Marsy’s Law was named after Marsy Nicholas, a UCSB senior who was stalked and murdered by her ex-boyfriend in 1983. Though it took 25 years for the law to pass, Marsy’s Law amended the state Constitution by significantly expanding the Victims’ Bill of Rights. There were 17 rights afforded victims under Marsy’s Law, including the right (upon request) to be informed of, and given the opportunity to provide testimony before an accused defendant is released. The purpose of this right is to make the court aware of the defendant’s behavior and any potential threat he or she may pose to the alleged victim of the crime. Currently, should the defendant be found a serious threat, it’s possible that they would not be allowed bail.
Currently, when setting bail, a judge is to “take into consideration the seriousness of the offense charged, the previous criminal record of the defendant, and the probability of his or her appearance at the trial hearing of the case.” If SB 10 were to pass, thereby eliminating California’s bail system, the alleged victims of violent crimes would have no part in whether or not the defendant is released from police custody.

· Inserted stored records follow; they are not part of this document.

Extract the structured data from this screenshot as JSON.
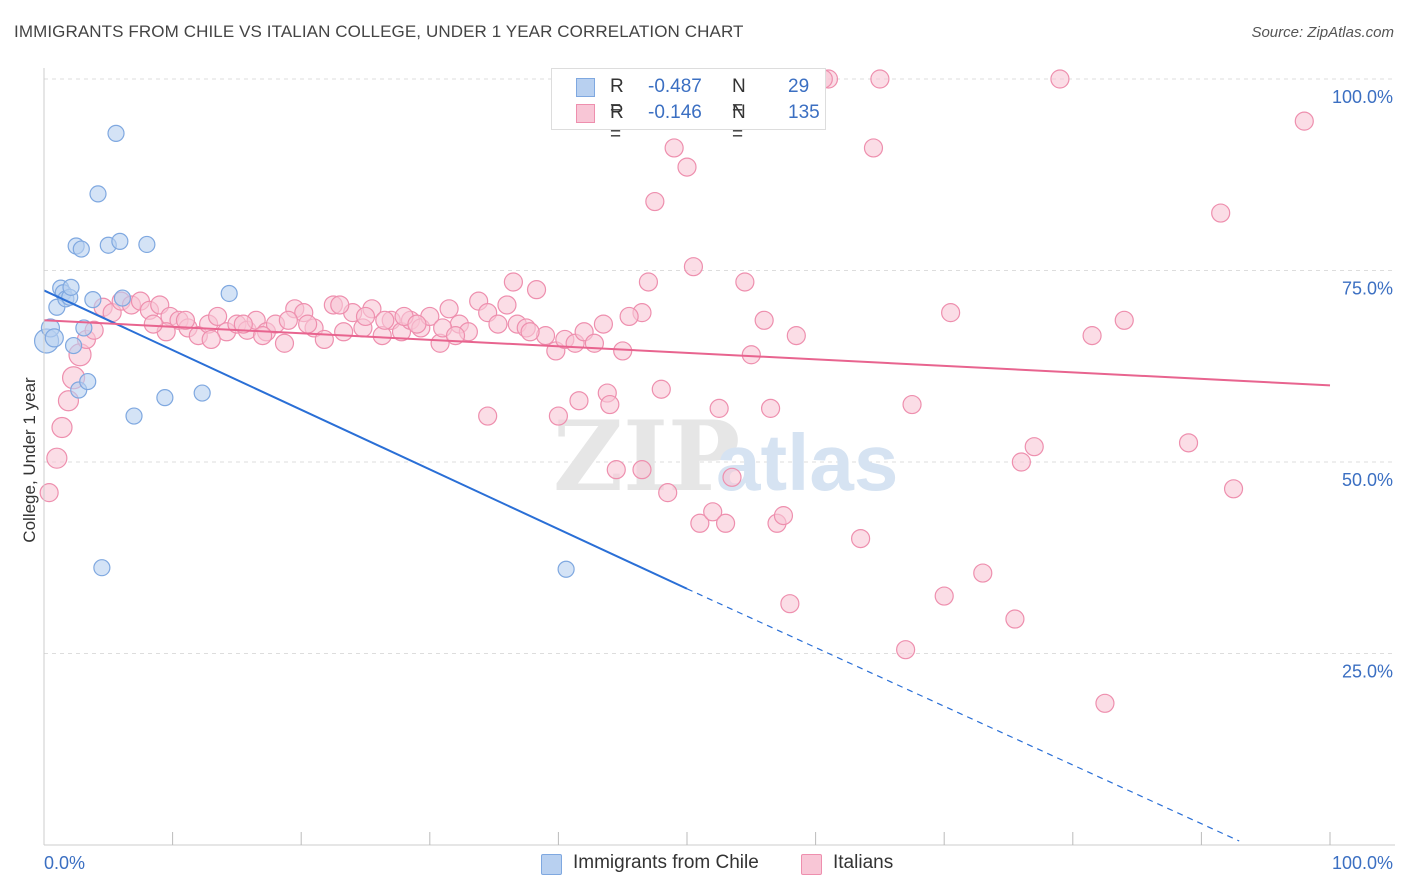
{
  "title": "IMMIGRANTS FROM CHILE VS ITALIAN COLLEGE, UNDER 1 YEAR CORRELATION CHART",
  "source": "Source: ZipAtlas.com",
  "watermark": {
    "zip": "ZIP",
    "atlas": "atlas"
  },
  "colors": {
    "blue_fill": "#b8d0f0",
    "blue_stroke": "#7fa8e0",
    "blue_line": "#2a6fd6",
    "pink_fill": "#f8c6d6",
    "pink_stroke": "#ee8fae",
    "pink_line": "#e8648f",
    "tick_label": "#3b6fc2",
    "grid": "#dddddd"
  },
  "legend": {
    "rows": [
      {
        "r_label": "R =",
        "r_value": "-0.487",
        "n_label": "N =",
        "n_value": "29",
        "series": "blue"
      },
      {
        "r_label": "R =",
        "r_value": "-0.146",
        "n_label": "N =",
        "n_value": "135",
        "series": "pink"
      }
    ]
  },
  "bottom_legend": [
    "Immigrants from Chile",
    "Italians"
  ],
  "chart_data": {
    "type": "scatter",
    "title": "IMMIGRANTS FROM CHILE VS ITALIAN COLLEGE, UNDER 1 YEAR CORRELATION CHART",
    "xlabel": "",
    "ylabel": "College, Under 1 year",
    "xlim": [
      0,
      100
    ],
    "ylim": [
      0,
      100
    ],
    "x_tick_labels": [
      "0.0%",
      "100.0%"
    ],
    "y_ticks": [
      25,
      50,
      75,
      100
    ],
    "y_tick_labels": [
      "25.0%",
      "50.0%",
      "75.0%",
      "100.0%"
    ],
    "grid": true,
    "legend_position": "top-center",
    "series": [
      {
        "name": "Immigrants from Chile",
        "color": "blue",
        "trend": {
          "x0": 0,
          "y0": 72.4,
          "x1": 100,
          "y1": -5.5,
          "solid_until_x": 50
        },
        "points": [
          [
            0.2,
            65.8,
            12
          ],
          [
            0.5,
            67.5,
            9
          ],
          [
            0.8,
            66.2,
            9
          ],
          [
            1.0,
            70.2,
            8
          ],
          [
            1.3,
            72.7,
            8
          ],
          [
            1.5,
            72.1,
            8
          ],
          [
            1.7,
            71.3,
            8
          ],
          [
            2.0,
            71.5,
            8
          ],
          [
            2.1,
            72.8,
            8
          ],
          [
            2.3,
            65.2,
            8
          ],
          [
            2.5,
            78.2,
            8
          ],
          [
            2.7,
            59.4,
            8
          ],
          [
            2.9,
            77.8,
            8
          ],
          [
            3.1,
            67.5,
            8
          ],
          [
            3.4,
            60.5,
            8
          ],
          [
            3.8,
            71.2,
            8
          ],
          [
            4.2,
            85.0,
            8
          ],
          [
            4.5,
            36.2,
            8
          ],
          [
            5.0,
            78.3,
            8
          ],
          [
            5.6,
            92.9,
            8
          ],
          [
            5.9,
            78.8,
            8
          ],
          [
            6.1,
            71.4,
            8
          ],
          [
            7.0,
            56.0,
            8
          ],
          [
            8.0,
            78.4,
            8
          ],
          [
            9.4,
            58.4,
            8
          ],
          [
            12.3,
            59.0,
            8
          ],
          [
            14.4,
            72.0,
            8
          ],
          [
            40.6,
            36.0,
            8
          ]
        ]
      },
      {
        "name": "Italians",
        "color": "pink",
        "trend": {
          "x0": 0,
          "y0": 68.5,
          "x1": 100,
          "y1": 60.0,
          "solid_until_x": 100
        },
        "points": [
          [
            0.4,
            46.0,
            9
          ],
          [
            1.0,
            50.5,
            10
          ],
          [
            1.4,
            54.5,
            10
          ],
          [
            1.9,
            58.0,
            10
          ],
          [
            2.3,
            61.0,
            11
          ],
          [
            2.8,
            64.0,
            11
          ],
          [
            3.3,
            66.0,
            9
          ],
          [
            3.9,
            67.2,
            9
          ],
          [
            4.6,
            70.2,
            9
          ],
          [
            5.3,
            69.5,
            9
          ],
          [
            6.0,
            71.0,
            9
          ],
          [
            6.8,
            70.5,
            9
          ],
          [
            7.5,
            71.0,
            9
          ],
          [
            8.2,
            69.8,
            9
          ],
          [
            9.0,
            70.5,
            9
          ],
          [
            9.8,
            69.0,
            9
          ],
          [
            10.5,
            68.5,
            9
          ],
          [
            11.2,
            67.5,
            9
          ],
          [
            12.0,
            66.5,
            9
          ],
          [
            12.8,
            68.0,
            9
          ],
          [
            13.5,
            69.0,
            9
          ],
          [
            14.2,
            67.0,
            9
          ],
          [
            15.0,
            68.0,
            9
          ],
          [
            15.8,
            67.2,
            9
          ],
          [
            16.5,
            68.5,
            9
          ],
          [
            17.3,
            67.0,
            9
          ],
          [
            18.0,
            68.0,
            9
          ],
          [
            18.7,
            65.5,
            9
          ],
          [
            19.5,
            70.0,
            9
          ],
          [
            20.2,
            69.5,
            9
          ],
          [
            21.0,
            67.5,
            9
          ],
          [
            21.8,
            66.0,
            9
          ],
          [
            22.5,
            70.5,
            9
          ],
          [
            23.3,
            67.0,
            9
          ],
          [
            24.0,
            69.5,
            9
          ],
          [
            24.8,
            67.5,
            9
          ],
          [
            25.5,
            70.0,
            9
          ],
          [
            26.3,
            66.5,
            9
          ],
          [
            27.0,
            68.5,
            9
          ],
          [
            27.8,
            67.0,
            9
          ],
          [
            28.5,
            68.5,
            9
          ],
          [
            29.3,
            67.5,
            9
          ],
          [
            30.0,
            69.0,
            9
          ],
          [
            30.8,
            65.5,
            9
          ],
          [
            31.5,
            70.0,
            9
          ],
          [
            32.3,
            68.0,
            9
          ],
          [
            33.0,
            67.0,
            9
          ],
          [
            33.8,
            71.0,
            9
          ],
          [
            34.5,
            69.5,
            9
          ],
          [
            35.3,
            68.0,
            9
          ],
          [
            36.0,
            70.5,
            9
          ],
          [
            36.8,
            68.0,
            9
          ],
          [
            37.5,
            67.5,
            9
          ],
          [
            38.3,
            72.5,
            9
          ],
          [
            39.0,
            66.5,
            9
          ],
          [
            39.8,
            64.5,
            9
          ],
          [
            40.5,
            66.0,
            9
          ],
          [
            41.3,
            65.5,
            9
          ],
          [
            42.0,
            67.0,
            9
          ],
          [
            42.8,
            65.5,
            9
          ],
          [
            43.5,
            68.0,
            9
          ],
          [
            45.0,
            64.5,
            9
          ],
          [
            46.5,
            69.5,
            9
          ],
          [
            47.0,
            73.5,
            9
          ],
          [
            34.5,
            56.0,
            9
          ],
          [
            36.5,
            73.5,
            9
          ],
          [
            37.8,
            67.0,
            9
          ],
          [
            40.0,
            56.0,
            9
          ],
          [
            41.6,
            58.0,
            9
          ],
          [
            43.8,
            59.0,
            9
          ],
          [
            44.0,
            57.5,
            9
          ],
          [
            44.5,
            49.0,
            9
          ],
          [
            45.5,
            69.0,
            9
          ],
          [
            46.5,
            49.0,
            9
          ],
          [
            47.5,
            84.0,
            9
          ],
          [
            48.0,
            59.5,
            9
          ],
          [
            48.5,
            46.0,
            9
          ],
          [
            49.0,
            91.0,
            9
          ],
          [
            50.0,
            88.5,
            9
          ],
          [
            50.5,
            75.5,
            9
          ],
          [
            51.0,
            42.0,
            9
          ],
          [
            52.0,
            43.5,
            9
          ],
          [
            52.5,
            57.0,
            9
          ],
          [
            53.0,
            42.0,
            9
          ],
          [
            53.5,
            48.0,
            9
          ],
          [
            54.5,
            73.5,
            9
          ],
          [
            55.0,
            64.0,
            9
          ],
          [
            56.0,
            68.5,
            9
          ],
          [
            56.5,
            57.0,
            9
          ],
          [
            57.0,
            42.0,
            9
          ],
          [
            57.5,
            43.0,
            9
          ],
          [
            58.0,
            31.5,
            9
          ],
          [
            58.5,
            66.5,
            9
          ],
          [
            61.0,
            100.0,
            9
          ],
          [
            64.5,
            91.0,
            9
          ],
          [
            63.5,
            40.0,
            9
          ],
          [
            65.0,
            100.0,
            9
          ],
          [
            67.0,
            25.5,
            9
          ],
          [
            67.5,
            57.5,
            9
          ],
          [
            70.0,
            32.5,
            9
          ],
          [
            70.5,
            69.5,
            9
          ],
          [
            73.0,
            35.5,
            9
          ],
          [
            75.5,
            29.5,
            9
          ],
          [
            76.0,
            50.0,
            9
          ],
          [
            77.0,
            52.0,
            9
          ],
          [
            79.0,
            100.0,
            9
          ],
          [
            81.5,
            66.5,
            9
          ],
          [
            82.5,
            18.5,
            9
          ],
          [
            84.0,
            68.5,
            9
          ],
          [
            89.0,
            52.5,
            9
          ],
          [
            91.5,
            82.5,
            9
          ],
          [
            92.5,
            46.5,
            9
          ],
          [
            98.0,
            94.5,
            9
          ],
          [
            59.0,
            100.0,
            8
          ],
          [
            60.6,
            100.0,
            9
          ],
          [
            26.5,
            68.5,
            9
          ],
          [
            28.0,
            69.0,
            9
          ],
          [
            29.0,
            68.0,
            9
          ],
          [
            31.0,
            67.5,
            9
          ],
          [
            32.0,
            66.5,
            9
          ],
          [
            25.0,
            69.0,
            9
          ],
          [
            23.0,
            70.5,
            9
          ],
          [
            20.5,
            68.0,
            9
          ],
          [
            19.0,
            68.5,
            9
          ],
          [
            17.0,
            66.5,
            9
          ],
          [
            15.5,
            68.0,
            9
          ],
          [
            13.0,
            66.0,
            9
          ],
          [
            11.0,
            68.5,
            9
          ],
          [
            9.5,
            67.0,
            9
          ],
          [
            8.5,
            68.0,
            9
          ]
        ]
      }
    ]
  }
}
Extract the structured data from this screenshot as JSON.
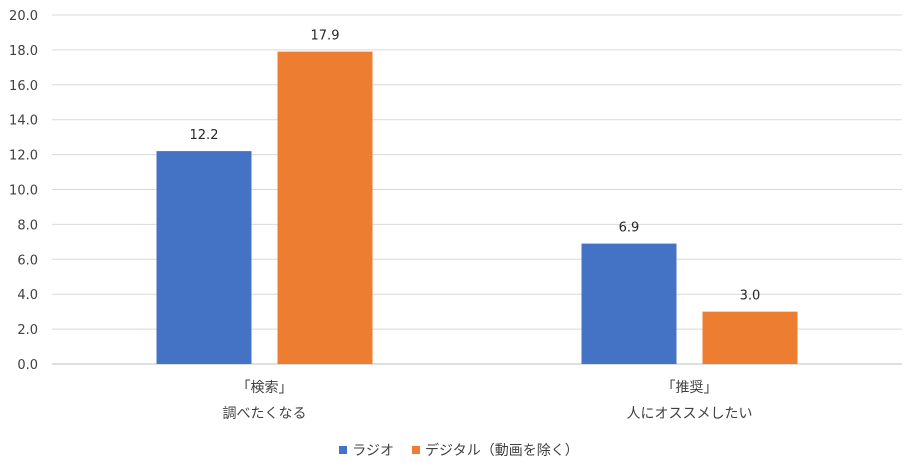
{
  "chart_data": {
    "type": "bar",
    "categories": [
      [
        "「検索」",
        "調べたくなる"
      ],
      [
        "「推奨」",
        "人にオススメしたい"
      ]
    ],
    "series": [
      {
        "name": "ラジオ",
        "values": [
          12.2,
          6.9
        ],
        "color": "#4472C4"
      },
      {
        "name": "デジタル（動画を除く）",
        "values": [
          17.9,
          3.0
        ],
        "color": "#ED7D31"
      }
    ],
    "ylim": [
      0,
      20
    ],
    "yticks": [
      "0.0",
      "2.0",
      "4.0",
      "6.0",
      "8.0",
      "10.0",
      "12.0",
      "14.0",
      "16.0",
      "18.0",
      "20.0"
    ],
    "data_labels": [
      [
        "12.2",
        "6.9"
      ],
      [
        "17.9",
        "3.0"
      ]
    ],
    "grid": true,
    "legend_position": "bottom"
  }
}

Furthermore, judges’ discretion would be significantly hindered — if not eliminated outright – as SB 10 will only allow information about the current case to be considered when someone is charged with a crime; their criminal history will not be taken into account.
SB 10, if passed, would inevitably result in the release of individuals charged with serious and violent crimes, and would, in turn, put the alleged victims of those crimes in danger. Not only would it flood the streets with alleged criminals, but it would rescind very important rights currently held by the victims of these crimes, which took 25 years to enact.